Industry2026-07-02
Yep, we’re using OpenClaw to date now
Originally published byTechCrunch
Ben Guez has "a bunch of potential international wives in [his] DMs," thanks to an automated script he set up using OpenClaw, Claude code, and Instagram trials.
The Automation of Romance: When AI Meets Dating
Ben Guez’s experiment—using OpenClaw, Claude code, and Instagram trials to automate international dating outreach—is a striking case study in how AI tools are being repurposed for deeply personal domains. By scripting a pipeline that scrapes Instagram, generates personalized messages via Claude, and sends them through OpenClaw, Guez has essentially built a low-cost, AI-powered matchmaking bot. The result: a flood of potential matches in his DMs, as he described to TechCrunch.
This isn’t just a quirky hack. It reveals three critical shifts in how AI is being applied.
First, the barrier to building sophisticated automation has collapsed. Guez’s stack—OpenClaw (an open-source automation framework), Claude (for natural language generation), and Instagram’s API—is accessible to anyone with basic coding skills. A year ago, such a system would have required custom NLP models, paid API access, and significant engineering time. Today, it’s a weekend project. This democratization means we’ll see similar “life hacks” proliferate: automated job applications, personalized cold emails, even AI-driven social engineering.

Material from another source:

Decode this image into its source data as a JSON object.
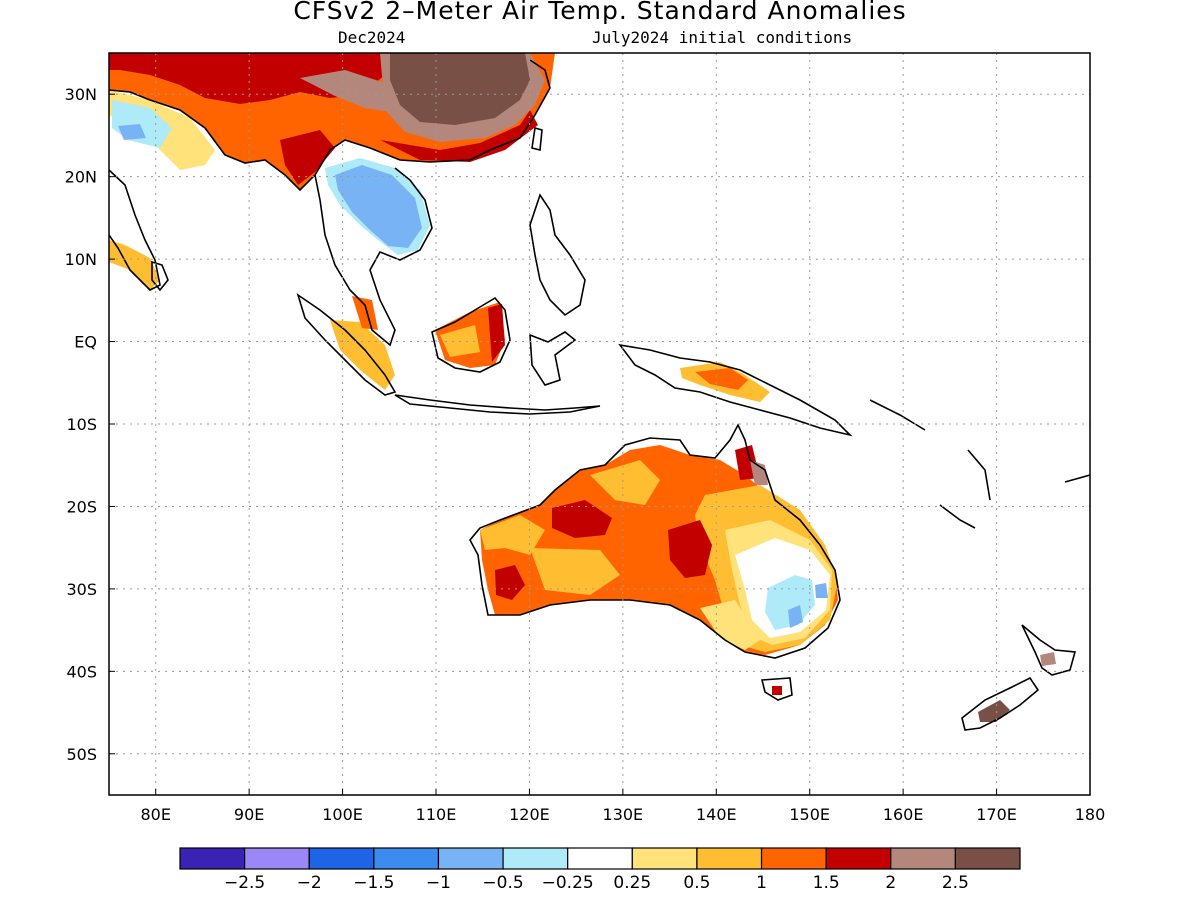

Second, the ethical and practical risks are non-trivial. Guez’s approach raises questions about consent, authenticity, and platform abuse. Instagram’s terms of service likely prohibit automated messaging at scale, and recipients may feel deceived if they discover the messages were AI-generated. For AI practitioners, this is a cautionary tale: a tool built for productivity can easily cross into manipulation. The line between “assistance” and “deception” is thin, and platforms are increasingly aggressive in banning such automation. Third, this highlights the growing tension between AI utility and human connection. Guez’s script optimizes for volume and personalization, but it cannot replicate genuine rapport. The long-term viability of such an approach is dubious—once recipients realize they’re talking to a bot, trust evaporates. For AI developers, this underscores a key lesson: automation works best for tasks where efficiency trumps authenticity (e.g., data entry, scheduling), not for relationship-building.Implications for AI Practitioners
- Guard against misuse: When building automation tools, consider how they might be weaponized for spam, harassment, or fraud. Implement rate limits, consent checks, and transparency flags.
- Design for human-in-the-loop: Guez’s script bypasses human oversight entirely. A better approach would be to generate drafts for user review, preserving agency and authenticity.
- Understand platform risk: Relying on third-party APIs for automation is fragile. Instagram, Meta, and others are actively detecting and banning bot-like behavior. Build with redundancy and compliance in mind.
Key Takeaways
- Open-source AI tools (OpenClaw, Claude) now enable individuals to automate complex social interactions with minimal effort.
- The ethical boundaries of AI-driven automation are being tested in real-time, with significant risks to trust and platform compliance.
- AI practitioners must prioritize transparency and consent in automation systems, especially when targeting human relationships.
- The gap between technical capability and social acceptability remains wide—just because you can build it doesn’t mean you should deploy it without safeguards.